Foto: Eva M. Rosúa.

Foto: Eva M. Rosúa.

Ocho años puede ser mucho tiempo o no, según para qué y para quién. Si hablamos de periodismo es todo un mundo. Y si lo localizamos en nuestro país, un universo. Desde 2007 hasta nuestros días, todos los directores de las principales cabeceras han abandonado su cargo. En algunos casos (Rafael Nadal en El Periódico de Cataluña, Ángel Arnedo en El Correo o Guillermo Fatás en el Heraldo de Aragón) parece que por razones meramente empresariales; en otro existe la sospecha de que se quiso disfrazar de ello lo que apuntaba hacia el poder (José Antonio Zarzalejos en ABC); y en el resto, lo más escalofriante, por presiones políticas. En apenas tres meses (de diciembre del 2013 a febrero del 2014), Màrius Carol, Pedro J. Ramírez y Javier Moreno fueron destituidos de La Vanguardia, El Mundo y El País respectivamente. Hace un mes, Carles Capdevila se sumaba a la lista al dejar la dirección del Ara. Fue él mismo el que quiso puntualizar que su marcha no se debía exclusivamente al tratamiento que iba a recibir por el cáncer que padece. Ocho directores eliminados (que suman once si contamos la «interinidad» de Casimiro García Abadillo en El Mundo y de Antoni Bassas e Ignasi Aragay en el mencionado Ara), cuya marcha no se ha traducido en ningún salto cualitativo en los rotativos correspondientes.

Venticuatro años es una eternidad para todo, todos y, especialmente, para el periodismo español. Leyendo «Las noticias están en los bares» (Libros.com), el libro en el que Manuel Sánchez rememora el tiempo que trabajó en El Mundo, así se certifica. Una trayectoria que empieza con la dimisión de Alfonso Guerra en Cacerés, prosigue con nuestro protagonista resacoso y en calzoncillos recibiendo la felicitación indirecta de Pedro J por teléfono y culmina con su marcha a Madrid a trabajar en la sección Nacional del citado diario.

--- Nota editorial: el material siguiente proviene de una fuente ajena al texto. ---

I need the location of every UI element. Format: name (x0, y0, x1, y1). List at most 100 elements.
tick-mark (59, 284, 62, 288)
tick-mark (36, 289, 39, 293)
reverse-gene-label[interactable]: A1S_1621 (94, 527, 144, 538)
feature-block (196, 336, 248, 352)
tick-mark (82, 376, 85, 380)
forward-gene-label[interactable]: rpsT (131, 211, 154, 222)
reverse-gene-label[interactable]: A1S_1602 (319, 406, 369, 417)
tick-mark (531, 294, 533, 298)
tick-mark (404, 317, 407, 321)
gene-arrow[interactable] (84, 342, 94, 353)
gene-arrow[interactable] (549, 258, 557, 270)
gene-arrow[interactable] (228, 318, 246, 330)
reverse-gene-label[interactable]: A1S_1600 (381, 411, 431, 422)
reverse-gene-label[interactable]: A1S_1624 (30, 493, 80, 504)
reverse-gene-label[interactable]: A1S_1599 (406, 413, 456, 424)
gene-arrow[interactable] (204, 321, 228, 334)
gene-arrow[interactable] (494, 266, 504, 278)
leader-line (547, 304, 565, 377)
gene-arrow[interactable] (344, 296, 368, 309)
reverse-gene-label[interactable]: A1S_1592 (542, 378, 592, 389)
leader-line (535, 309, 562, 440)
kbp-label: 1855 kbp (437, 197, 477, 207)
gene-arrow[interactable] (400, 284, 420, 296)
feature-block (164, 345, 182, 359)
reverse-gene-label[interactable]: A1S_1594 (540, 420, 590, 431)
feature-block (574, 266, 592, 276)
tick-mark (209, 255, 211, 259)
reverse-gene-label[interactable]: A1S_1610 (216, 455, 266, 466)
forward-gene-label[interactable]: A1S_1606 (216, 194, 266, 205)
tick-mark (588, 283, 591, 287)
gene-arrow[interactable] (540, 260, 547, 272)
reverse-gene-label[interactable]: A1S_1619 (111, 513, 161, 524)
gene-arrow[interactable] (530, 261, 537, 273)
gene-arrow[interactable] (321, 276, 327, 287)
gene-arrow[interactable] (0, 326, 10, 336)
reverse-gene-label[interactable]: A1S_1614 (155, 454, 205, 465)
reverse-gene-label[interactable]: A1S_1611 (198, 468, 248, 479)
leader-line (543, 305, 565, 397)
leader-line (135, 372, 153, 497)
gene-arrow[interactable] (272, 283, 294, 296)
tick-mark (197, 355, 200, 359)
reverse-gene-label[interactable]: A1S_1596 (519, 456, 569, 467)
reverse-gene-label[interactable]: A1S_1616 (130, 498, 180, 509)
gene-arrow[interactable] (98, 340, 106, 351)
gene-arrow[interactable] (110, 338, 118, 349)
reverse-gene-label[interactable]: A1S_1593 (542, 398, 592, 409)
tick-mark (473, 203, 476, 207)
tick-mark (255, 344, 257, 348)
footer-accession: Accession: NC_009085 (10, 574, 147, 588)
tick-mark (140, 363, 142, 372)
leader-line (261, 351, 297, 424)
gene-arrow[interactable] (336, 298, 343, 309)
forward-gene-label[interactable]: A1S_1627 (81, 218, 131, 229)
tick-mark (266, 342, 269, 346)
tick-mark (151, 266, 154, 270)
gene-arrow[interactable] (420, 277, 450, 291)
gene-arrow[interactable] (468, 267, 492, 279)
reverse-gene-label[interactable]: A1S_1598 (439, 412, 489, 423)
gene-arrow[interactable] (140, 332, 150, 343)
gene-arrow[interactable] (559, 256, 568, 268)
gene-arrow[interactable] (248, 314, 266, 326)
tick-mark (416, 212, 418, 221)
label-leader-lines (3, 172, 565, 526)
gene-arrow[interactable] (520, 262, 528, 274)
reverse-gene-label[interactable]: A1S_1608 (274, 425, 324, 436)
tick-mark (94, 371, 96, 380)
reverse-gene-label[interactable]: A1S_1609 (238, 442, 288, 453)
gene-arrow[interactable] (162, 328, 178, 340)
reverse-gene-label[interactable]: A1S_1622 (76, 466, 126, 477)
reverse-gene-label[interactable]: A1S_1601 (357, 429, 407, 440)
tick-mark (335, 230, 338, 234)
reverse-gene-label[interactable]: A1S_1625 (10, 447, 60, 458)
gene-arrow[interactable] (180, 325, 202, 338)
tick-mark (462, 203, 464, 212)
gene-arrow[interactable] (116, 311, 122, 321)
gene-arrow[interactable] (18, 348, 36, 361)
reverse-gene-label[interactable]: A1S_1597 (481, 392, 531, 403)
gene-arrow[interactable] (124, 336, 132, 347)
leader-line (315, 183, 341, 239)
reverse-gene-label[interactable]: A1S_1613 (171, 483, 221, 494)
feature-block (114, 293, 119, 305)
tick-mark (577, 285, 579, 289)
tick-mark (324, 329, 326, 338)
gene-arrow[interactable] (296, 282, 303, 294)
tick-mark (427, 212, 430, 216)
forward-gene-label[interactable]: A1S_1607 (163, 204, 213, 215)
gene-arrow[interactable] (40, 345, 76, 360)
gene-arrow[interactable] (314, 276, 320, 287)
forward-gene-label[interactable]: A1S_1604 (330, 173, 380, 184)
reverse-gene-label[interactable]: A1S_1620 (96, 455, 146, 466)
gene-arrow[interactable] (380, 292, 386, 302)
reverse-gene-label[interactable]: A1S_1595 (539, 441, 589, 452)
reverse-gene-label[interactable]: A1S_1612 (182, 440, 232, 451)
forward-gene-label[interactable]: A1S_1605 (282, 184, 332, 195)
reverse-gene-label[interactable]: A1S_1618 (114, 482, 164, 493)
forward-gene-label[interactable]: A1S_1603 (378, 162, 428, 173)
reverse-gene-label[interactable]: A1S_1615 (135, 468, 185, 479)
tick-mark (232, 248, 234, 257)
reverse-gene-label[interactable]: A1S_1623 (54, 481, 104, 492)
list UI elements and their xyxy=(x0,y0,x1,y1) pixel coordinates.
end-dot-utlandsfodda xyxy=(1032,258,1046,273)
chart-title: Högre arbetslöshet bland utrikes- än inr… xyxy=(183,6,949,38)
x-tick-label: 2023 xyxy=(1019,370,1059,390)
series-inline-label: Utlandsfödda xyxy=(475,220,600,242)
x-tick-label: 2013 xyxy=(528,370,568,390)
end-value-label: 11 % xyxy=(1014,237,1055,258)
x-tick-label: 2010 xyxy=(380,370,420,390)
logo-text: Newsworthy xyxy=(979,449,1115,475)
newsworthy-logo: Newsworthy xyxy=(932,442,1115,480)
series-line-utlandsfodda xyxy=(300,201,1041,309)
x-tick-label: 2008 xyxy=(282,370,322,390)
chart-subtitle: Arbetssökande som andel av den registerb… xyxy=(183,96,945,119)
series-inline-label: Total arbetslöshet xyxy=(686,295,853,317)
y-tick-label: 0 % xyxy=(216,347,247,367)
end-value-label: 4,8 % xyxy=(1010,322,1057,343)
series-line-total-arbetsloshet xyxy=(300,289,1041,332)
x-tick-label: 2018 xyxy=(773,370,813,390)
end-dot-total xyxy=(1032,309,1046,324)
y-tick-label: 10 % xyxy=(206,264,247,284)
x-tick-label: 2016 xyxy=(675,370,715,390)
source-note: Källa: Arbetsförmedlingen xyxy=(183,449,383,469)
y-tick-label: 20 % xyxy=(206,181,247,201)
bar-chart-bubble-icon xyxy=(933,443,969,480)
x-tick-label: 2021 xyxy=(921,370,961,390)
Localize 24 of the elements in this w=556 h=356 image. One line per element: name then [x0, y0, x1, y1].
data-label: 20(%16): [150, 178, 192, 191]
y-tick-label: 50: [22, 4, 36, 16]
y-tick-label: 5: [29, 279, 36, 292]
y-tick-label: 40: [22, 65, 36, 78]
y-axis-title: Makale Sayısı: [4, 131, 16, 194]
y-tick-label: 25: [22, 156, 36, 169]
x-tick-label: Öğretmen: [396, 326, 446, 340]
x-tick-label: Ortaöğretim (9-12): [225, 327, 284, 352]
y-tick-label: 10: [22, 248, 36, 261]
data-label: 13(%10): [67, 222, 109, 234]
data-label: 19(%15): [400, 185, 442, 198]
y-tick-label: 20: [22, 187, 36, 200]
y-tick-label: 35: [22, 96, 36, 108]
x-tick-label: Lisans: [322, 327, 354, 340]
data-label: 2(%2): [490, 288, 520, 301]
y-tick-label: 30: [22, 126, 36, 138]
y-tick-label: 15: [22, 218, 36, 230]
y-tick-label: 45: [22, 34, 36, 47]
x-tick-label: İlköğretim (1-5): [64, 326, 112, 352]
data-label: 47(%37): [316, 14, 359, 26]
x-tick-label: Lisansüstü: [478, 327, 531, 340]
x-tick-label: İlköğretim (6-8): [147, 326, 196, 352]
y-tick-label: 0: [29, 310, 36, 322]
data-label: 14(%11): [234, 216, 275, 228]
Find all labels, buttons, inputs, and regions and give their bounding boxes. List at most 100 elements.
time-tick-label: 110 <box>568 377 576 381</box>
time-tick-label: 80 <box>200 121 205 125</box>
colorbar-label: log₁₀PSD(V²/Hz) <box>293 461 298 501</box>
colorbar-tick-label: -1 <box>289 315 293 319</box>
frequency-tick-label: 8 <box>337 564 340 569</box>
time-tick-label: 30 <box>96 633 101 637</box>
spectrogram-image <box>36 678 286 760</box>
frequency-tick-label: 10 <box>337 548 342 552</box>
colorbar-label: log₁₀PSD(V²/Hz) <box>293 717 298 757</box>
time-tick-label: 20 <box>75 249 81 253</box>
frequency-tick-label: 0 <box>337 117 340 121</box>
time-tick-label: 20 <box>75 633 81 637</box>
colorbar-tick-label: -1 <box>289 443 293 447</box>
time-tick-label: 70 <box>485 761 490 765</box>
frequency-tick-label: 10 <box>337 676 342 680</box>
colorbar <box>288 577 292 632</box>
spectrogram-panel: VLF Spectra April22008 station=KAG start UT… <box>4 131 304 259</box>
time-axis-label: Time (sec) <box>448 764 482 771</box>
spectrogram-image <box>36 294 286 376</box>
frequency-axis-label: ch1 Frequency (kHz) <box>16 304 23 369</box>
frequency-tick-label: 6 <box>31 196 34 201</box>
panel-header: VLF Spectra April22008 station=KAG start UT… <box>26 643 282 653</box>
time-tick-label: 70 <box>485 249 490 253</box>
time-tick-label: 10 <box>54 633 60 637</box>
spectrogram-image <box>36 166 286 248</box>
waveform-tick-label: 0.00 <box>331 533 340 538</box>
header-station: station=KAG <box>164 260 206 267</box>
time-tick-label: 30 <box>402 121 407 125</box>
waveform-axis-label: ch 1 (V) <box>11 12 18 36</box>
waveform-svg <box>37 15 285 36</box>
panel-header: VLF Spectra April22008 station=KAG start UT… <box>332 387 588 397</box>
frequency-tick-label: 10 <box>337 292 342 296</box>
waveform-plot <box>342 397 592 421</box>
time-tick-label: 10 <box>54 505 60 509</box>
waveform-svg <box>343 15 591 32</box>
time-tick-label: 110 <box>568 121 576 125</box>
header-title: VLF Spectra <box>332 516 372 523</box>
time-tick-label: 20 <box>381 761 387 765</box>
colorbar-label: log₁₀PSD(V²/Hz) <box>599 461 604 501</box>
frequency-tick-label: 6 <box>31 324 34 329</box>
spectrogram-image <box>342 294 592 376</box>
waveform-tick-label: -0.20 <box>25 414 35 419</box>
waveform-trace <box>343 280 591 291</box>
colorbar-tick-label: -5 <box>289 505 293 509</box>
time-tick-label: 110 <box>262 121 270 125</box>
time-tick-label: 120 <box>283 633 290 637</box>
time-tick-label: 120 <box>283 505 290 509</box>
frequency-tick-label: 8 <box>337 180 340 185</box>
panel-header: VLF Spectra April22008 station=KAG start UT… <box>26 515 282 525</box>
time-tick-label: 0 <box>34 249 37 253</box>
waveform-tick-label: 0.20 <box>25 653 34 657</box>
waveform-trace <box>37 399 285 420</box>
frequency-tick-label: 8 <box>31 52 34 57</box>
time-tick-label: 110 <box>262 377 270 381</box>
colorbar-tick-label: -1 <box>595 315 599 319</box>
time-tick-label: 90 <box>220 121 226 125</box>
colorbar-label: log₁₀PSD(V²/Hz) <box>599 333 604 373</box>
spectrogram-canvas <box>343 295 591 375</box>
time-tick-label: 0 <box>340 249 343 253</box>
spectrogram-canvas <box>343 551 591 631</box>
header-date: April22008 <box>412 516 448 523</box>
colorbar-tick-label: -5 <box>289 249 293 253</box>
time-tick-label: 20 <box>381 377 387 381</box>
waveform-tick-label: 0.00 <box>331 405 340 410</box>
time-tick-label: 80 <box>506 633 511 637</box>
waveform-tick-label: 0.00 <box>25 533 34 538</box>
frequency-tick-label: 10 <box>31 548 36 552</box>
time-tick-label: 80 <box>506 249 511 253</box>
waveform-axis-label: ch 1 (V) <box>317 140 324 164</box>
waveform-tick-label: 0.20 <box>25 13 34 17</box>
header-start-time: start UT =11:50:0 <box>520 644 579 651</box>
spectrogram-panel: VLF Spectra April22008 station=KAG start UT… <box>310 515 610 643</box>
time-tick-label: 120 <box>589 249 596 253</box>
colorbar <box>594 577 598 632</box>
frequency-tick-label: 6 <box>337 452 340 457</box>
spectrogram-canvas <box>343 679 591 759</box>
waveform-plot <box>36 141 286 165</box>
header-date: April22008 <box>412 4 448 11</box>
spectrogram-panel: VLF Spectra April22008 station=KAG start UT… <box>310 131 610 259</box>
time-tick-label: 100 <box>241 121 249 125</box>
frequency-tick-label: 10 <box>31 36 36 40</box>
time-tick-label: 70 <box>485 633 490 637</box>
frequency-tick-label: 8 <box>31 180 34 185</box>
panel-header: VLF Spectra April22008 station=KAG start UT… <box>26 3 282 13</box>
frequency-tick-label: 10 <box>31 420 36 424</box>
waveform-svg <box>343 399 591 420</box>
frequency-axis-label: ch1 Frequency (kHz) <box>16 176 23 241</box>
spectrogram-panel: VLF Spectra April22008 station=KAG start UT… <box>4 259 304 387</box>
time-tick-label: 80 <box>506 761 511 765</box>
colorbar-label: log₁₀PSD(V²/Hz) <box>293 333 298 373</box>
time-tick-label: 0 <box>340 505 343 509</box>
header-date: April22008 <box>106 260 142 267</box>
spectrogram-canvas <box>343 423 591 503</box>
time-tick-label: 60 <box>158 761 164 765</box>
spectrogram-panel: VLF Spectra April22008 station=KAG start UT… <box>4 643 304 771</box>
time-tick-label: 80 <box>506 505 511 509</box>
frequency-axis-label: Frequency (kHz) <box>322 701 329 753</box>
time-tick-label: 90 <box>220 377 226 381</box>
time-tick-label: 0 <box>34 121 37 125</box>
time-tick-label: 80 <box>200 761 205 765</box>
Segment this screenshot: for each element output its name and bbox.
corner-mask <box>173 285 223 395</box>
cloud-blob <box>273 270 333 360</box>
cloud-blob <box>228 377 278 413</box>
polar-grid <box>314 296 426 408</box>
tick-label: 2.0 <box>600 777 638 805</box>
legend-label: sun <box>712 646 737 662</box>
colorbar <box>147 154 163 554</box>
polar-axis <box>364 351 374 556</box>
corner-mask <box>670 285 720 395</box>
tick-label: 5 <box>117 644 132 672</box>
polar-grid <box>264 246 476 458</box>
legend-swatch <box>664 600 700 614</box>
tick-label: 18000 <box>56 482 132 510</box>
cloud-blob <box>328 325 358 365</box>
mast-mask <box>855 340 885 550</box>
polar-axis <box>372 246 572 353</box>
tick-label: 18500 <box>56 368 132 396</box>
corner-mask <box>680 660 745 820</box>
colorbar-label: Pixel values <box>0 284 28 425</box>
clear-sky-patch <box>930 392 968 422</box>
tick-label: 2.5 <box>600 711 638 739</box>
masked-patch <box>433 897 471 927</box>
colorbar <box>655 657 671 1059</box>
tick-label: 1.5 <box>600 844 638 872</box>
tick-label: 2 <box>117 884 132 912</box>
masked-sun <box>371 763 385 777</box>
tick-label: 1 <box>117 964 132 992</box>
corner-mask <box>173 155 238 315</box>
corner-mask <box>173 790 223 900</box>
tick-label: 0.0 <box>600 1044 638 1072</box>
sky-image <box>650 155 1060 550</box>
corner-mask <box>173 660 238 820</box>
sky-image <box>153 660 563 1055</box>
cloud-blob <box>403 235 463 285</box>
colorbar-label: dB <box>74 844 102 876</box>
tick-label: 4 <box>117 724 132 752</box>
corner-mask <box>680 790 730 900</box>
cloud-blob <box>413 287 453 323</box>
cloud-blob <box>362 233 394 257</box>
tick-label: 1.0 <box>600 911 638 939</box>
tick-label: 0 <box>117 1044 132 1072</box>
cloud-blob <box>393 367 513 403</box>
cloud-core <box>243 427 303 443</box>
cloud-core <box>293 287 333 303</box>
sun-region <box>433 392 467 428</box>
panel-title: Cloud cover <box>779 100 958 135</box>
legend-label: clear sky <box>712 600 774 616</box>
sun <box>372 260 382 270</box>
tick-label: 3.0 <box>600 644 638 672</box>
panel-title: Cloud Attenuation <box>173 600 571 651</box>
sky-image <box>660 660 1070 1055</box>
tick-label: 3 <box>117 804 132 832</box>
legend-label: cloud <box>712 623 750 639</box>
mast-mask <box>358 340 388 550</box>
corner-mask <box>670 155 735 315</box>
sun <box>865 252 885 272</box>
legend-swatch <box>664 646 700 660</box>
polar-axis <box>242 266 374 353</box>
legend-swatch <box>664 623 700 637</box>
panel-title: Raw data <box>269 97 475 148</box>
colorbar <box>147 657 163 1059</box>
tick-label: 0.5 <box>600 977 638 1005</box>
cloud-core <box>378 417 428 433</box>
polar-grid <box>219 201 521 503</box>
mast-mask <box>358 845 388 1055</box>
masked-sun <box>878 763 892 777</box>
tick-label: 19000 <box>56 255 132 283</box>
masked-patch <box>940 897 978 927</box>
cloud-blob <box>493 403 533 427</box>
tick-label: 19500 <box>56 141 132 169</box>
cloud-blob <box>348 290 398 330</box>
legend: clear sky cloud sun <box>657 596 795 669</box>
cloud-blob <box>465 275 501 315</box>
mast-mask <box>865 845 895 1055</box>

Veintidos años en un mismo trabajo permite trazar una radiografía exhaustiva de la evolución del mismo. Y eso es lo que hace Sánchez. Sabiendo que la época a la que hace alusión el título del libro (una gran frase de Raúl del Pozo que él suele negar) ya pertenece al pasado. Con cierta nostalgia por los tiempos vividos, pero sin quedarse anclado en un pasado en el que creció como profesional. Dibujando, al mismo tiempo que su experiencia personal, el perfil cambiante del día a día de una profesión y sus profesionales. Especialmente sugestivas son las páginas que va dedicando a Pedro J. No hace falta ensañarse con su persona para ir descubriéndonos (como si de un reportaje por entregas se tratara) la deriva de un periodista que ha acabado creyendo que está por encima incluso de las noticias. La palabra egocentrista se queda corta.

Dos años, y unos meses, hace que Manuel Sánchez abandonó, por motu propio, una redacción (ahora le podéis leer en Público) a la que ya no reconocía y en la que no se encontraba. Los recortes impuestos por la crisis, la «explotación» que supuso trabajar para la versión online y la de papel por el mismo (cada vez menor) sueldo o la desnaturalización que padeció con la compra del grupo Recoletos por parte de Unidad Editorial, le empujaron a ello. Pero sería un error, e injusto, por mucho que el libro esté escrito en primera persona, entender el mismo como un relato individual. Precisamente, justo lo contrario es el principal atractivo de «Las noticias están en los bares». Compartir la pasión con la que el autor vivía su profesión (con sus alegrías y sus sinsabores), fuera cual fuera su destino, intentando ejercer el periodismo sin más compromiso que consigo mismo. Sin saber que los tiempos nuevos para su oficio serían tiempos salvajes. Y, además, con el atractivo añadido de que le tocó cubrir o informar sobre algunas de las noticias más importantes que ocurrieron en nuestro país. Si bien se le podria reprochar que sea algo condescendiente con el tratamiento de su medio con algunas de ellas, como la paranoia de Pedro J con el 11M (la pesadilla vivida por el policía Rodolfo Ruiz, por ejemplo, no tiene justificación alguna), se acaba imponiendo el relato periodístico para disfrute de un lector que se convierte en espectador invisible y privilegiado del Caso Roldán o de los intentos del PP por ocultar información después de los atentados de Atocha, por poner dos ejemplos. En definitiva, un texto necesario (y muy disfrutable) para recordar que los bares siguen ahí y no sólo para tomarse unas cervezas en ellos.